Hungary’s president Viktor Oban was blamed by imperialist media for this failure, but it is not to be doubted that more than one member state will have greeted the outcome with a sigh of relief.
And so far as US imperialism is concerned, the truth is that, outside the immediate circle of the geriatric Biden, very few people in Congress with any influence truly believe there can be any meaningful ‘victory’ for the Kiev junta – and certainly not one that would turn the clock back to 2014 and deliver Crimea back into bondage.
Indeed, the latest indications are that the Ukrainian armed forces are losing a horrific two thousand men a day on the battlefield – an astronomical and clearly unsustainable number of men whose lives continue to be sacrificed on the altar of the west’s desire to keep the war going in the blind hope that something may turn up to swing the balance of forces back in Nato’s favour.
So while outright victory fantasies are quietly being ditched (or else postponed to some non-specific future date), other (equally hopeless) scenarios are still being spun. Some commentators are advising the collective west to hunker down for a lengthy war of attrition so that Kiev can live to fight another day. Others continue to urge throwing caution to the wind and ‘calling Putin’s bluff’ with ever more risky escalations.
Foremost among these latter is the departing Nato chief Jens Stoltenberg, who is pushing hard for the USA to give up its (official) policy which supposedly forbids the use of US-supplied rockets against Russian mainland territory, warning: “The time has come for allies to consider whether they should lift some of the restrictions they have put on the use of weapons they have donated to Ukraine.
“Especially now when a lot of the fighting is going on in Kharkov, close to the border, to deny Ukraine the possibility of using these weapons against legitimate military targets on Russian territory makes it very hard for them to defend themselves.”
As Stoltenberg nears the end of his term as Nato secretary-general, his nightmare must be that the next US president will make it a priority to disentangle the USA from its commitments to Kiev, cutting and running and leaving the Europeans holding the bag.
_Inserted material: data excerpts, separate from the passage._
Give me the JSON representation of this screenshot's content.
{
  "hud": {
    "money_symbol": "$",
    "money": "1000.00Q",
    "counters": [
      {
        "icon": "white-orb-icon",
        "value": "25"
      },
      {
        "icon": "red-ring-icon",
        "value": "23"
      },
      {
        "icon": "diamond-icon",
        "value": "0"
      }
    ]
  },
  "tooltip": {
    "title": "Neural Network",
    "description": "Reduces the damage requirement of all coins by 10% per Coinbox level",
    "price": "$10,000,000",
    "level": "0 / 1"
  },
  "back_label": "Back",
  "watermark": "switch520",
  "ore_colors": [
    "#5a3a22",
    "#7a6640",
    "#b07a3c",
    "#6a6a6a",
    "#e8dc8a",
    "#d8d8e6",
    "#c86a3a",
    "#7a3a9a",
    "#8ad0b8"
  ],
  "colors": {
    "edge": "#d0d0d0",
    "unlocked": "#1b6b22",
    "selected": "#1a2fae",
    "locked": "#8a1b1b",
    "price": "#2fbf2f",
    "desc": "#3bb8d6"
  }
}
Even if the lawyers manage to bring Donald Trump low, it is difficult to see how any electable alternative leadership could long prosper without making a radical break with the Biden school of blind optimism (ie, bottomless and unconditional commitment) as regards Ukraine.
Fears that a new regime in Washington might pull the plug on Kiev are perhaps behind moves to bring the existing Ramstein Group (an alliance of 56 countries pledged to aiding Ukraine, formed when the prospects for the Kiev junta and its imperialist masters looked rosier) under the effective control of Nato. But it will take more than institutional footwork to restore confidence in the Ukraine war.
Right before the failed peace summit, Biden was at the G7 summit in Puglia, Italy, signing a ten-year security agreement with Zelensky. But the gloss rather came off this agreement when it was realised that the small print includes a provision that says it can be terminated at any time with just six months’ notice.
On the back of this paper-thin agreement and some more dubious promises of military aid, Biden felt free to brag that the G7 had taken “major steps” at the summit that “collectively show Putin that he cannot wait us out, he cannot divide us, and we will be with Ukraine until they prevail in this war”.
Perhaps we should ask him how things are looking six months down the line.